Using the TSE framework and based on the linked datasets, we address the following questions: 1) Do non-respondents present a different distribution of income compared to respondents, and what is the influence of income on total non-response, compared to other known parameters (unit non-response)? 2) Do non-respondents to the survey income question present a specific distribution of income (item non-response)? 3) Which parameters, including social, demographic or political indicators, as well as mode effects, have an impact on the difference between declared and registered values concerning household income (measurement error)? 4) What is the influence of this departure from validated data on the study of some dependent variables (idem)? We will present preliminary answers to the above-mentioned questions, using multivariate analysis to disentangle the impact of different families of explanatory factors. Our aim is to be able to generalize our results within the Swiss context, by showing that they remain stable from one area of inquiry to another.
Combining Administrative Data and Survey Samples for the Intelligent User
Dr Phillip Kott (RTI International) - Presenting Author
In her startling WSS President’s Invited Lecture in 2014, Connie Citro called for the slow and careful implementation of a paradigm shift in the way government agencies produce federal statistics. She provided several reasons for a shift away from a primary reliance on the survey sampling, chief among them were increasing costs, both financial and psychic (e.g., dealing with irate Congressmen complaining about the burden of government surveys on their constituents).

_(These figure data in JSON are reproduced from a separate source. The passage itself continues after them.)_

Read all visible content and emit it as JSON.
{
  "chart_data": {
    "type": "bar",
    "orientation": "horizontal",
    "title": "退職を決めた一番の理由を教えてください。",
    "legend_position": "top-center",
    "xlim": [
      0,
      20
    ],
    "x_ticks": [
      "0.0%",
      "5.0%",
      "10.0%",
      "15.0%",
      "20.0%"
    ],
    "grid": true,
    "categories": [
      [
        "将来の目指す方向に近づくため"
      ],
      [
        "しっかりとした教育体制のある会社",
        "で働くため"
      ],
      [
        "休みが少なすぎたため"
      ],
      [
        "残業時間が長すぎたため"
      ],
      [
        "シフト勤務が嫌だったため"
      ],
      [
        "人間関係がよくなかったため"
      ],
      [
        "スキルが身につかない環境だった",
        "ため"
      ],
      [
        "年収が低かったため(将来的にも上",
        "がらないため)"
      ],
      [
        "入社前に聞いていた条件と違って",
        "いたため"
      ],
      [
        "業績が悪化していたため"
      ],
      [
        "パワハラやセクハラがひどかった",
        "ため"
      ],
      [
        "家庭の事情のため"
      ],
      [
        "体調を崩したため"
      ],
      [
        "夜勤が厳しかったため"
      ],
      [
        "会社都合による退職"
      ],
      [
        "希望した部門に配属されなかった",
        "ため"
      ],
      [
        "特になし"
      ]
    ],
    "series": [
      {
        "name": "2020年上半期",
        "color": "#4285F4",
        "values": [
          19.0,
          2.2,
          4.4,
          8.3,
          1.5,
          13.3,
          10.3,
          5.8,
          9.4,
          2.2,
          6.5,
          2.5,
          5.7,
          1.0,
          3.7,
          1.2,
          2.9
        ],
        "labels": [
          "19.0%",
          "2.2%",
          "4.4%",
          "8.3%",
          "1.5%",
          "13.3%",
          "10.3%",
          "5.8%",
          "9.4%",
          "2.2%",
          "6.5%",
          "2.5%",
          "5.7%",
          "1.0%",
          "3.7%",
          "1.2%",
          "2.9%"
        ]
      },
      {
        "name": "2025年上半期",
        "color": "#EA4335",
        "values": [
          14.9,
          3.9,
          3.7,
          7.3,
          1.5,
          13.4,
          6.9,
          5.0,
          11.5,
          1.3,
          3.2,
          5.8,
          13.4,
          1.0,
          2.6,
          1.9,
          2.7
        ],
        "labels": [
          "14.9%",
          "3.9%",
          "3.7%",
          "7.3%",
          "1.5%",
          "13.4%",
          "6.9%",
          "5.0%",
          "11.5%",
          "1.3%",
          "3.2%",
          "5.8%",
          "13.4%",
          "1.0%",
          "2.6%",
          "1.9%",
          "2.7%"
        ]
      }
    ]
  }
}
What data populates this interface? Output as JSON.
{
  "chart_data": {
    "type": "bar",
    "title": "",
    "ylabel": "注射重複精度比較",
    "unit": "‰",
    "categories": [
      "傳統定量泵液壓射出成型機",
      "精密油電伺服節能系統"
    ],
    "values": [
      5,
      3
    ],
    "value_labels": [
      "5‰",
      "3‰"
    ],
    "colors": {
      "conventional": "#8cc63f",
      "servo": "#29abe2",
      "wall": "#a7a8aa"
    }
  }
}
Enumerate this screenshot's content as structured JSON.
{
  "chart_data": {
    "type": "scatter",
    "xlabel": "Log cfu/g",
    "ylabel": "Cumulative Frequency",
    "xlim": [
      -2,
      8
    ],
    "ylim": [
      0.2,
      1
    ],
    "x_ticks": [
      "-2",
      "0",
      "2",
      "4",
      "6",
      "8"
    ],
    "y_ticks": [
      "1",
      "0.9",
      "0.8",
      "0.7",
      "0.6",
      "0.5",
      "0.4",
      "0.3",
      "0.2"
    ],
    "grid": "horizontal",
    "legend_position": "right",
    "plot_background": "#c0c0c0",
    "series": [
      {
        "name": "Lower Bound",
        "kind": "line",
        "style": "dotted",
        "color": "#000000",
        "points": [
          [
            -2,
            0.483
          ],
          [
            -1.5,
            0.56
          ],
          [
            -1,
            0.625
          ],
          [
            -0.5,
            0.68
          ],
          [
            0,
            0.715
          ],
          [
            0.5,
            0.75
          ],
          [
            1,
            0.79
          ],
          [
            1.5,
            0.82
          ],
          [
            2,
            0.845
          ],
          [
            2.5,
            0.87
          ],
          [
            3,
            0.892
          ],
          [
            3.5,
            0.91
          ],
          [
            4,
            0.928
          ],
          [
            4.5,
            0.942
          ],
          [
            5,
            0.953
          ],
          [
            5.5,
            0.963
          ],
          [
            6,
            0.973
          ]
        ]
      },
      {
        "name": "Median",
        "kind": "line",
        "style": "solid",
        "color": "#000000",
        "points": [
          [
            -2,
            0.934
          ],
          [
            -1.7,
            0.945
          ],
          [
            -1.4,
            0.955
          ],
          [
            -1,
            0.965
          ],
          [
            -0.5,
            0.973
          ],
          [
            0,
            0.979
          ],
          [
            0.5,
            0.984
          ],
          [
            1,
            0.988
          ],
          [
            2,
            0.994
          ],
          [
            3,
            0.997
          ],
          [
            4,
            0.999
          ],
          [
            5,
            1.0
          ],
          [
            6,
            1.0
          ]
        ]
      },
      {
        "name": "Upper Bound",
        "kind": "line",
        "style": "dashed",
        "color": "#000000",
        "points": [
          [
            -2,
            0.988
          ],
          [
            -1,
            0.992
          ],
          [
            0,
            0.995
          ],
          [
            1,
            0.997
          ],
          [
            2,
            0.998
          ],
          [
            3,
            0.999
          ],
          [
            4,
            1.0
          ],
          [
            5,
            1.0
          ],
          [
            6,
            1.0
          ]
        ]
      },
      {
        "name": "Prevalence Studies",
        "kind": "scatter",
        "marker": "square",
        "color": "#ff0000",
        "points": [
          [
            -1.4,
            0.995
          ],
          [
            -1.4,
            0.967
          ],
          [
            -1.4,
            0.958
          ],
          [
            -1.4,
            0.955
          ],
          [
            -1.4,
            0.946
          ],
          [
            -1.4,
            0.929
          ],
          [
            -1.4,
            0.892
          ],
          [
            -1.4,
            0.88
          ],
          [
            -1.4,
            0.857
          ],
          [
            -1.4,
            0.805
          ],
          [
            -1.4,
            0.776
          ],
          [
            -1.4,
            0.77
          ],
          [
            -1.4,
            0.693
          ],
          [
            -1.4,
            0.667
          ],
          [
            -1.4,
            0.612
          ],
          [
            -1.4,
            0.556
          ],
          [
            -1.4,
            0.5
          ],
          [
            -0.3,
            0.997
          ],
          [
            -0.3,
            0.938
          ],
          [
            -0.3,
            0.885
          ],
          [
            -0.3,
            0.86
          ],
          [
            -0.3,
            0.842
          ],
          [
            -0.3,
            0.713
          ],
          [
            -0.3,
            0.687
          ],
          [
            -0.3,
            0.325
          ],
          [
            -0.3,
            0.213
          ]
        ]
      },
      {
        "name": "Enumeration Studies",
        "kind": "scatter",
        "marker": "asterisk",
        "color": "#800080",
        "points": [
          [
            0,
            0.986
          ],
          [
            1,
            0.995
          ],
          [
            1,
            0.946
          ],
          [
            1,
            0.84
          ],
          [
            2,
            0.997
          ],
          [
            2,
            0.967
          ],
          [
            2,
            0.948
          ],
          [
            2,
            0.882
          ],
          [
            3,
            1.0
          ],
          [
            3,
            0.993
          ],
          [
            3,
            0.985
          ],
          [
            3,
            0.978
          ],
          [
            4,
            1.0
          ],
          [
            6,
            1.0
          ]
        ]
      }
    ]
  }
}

We will review recent literature on combining simple linear models and probability-sampling principles when combining administrative data with survey samples to produce useful estimates at levels of aggregation where using the latter alone would be inadequate. Multiple imputation fails as a method of variance estimation in this context. Jackknife variance estimation can be used in its place, but a jackknife requires the generation of multiple data sets - much more that the standard five with multiple imputation.
Since the approach described above depends on a model, statistical tests will be proposed to assess the viability of the model and also to inform users of potential biases in the estimates. There are issues of Type 1 and Type 2 error which often separate survey sampling from the rest of statistics that need to be conveyed to the user as do all the other problems associated with the estimation process. Indeed, that is the paradigm shift I am proposing: government statistical agencies need to stop treating users like they are dumber than dirt and cater more to intelligent users of their statistics. They also need to walk humbly with their data products to convey to the less sophisticated users that there are many reasons not to accept government statistics at face value. Nevertheless, these statistics provide close to the best estimates humanly possible given the constraints of living in our complex modern world.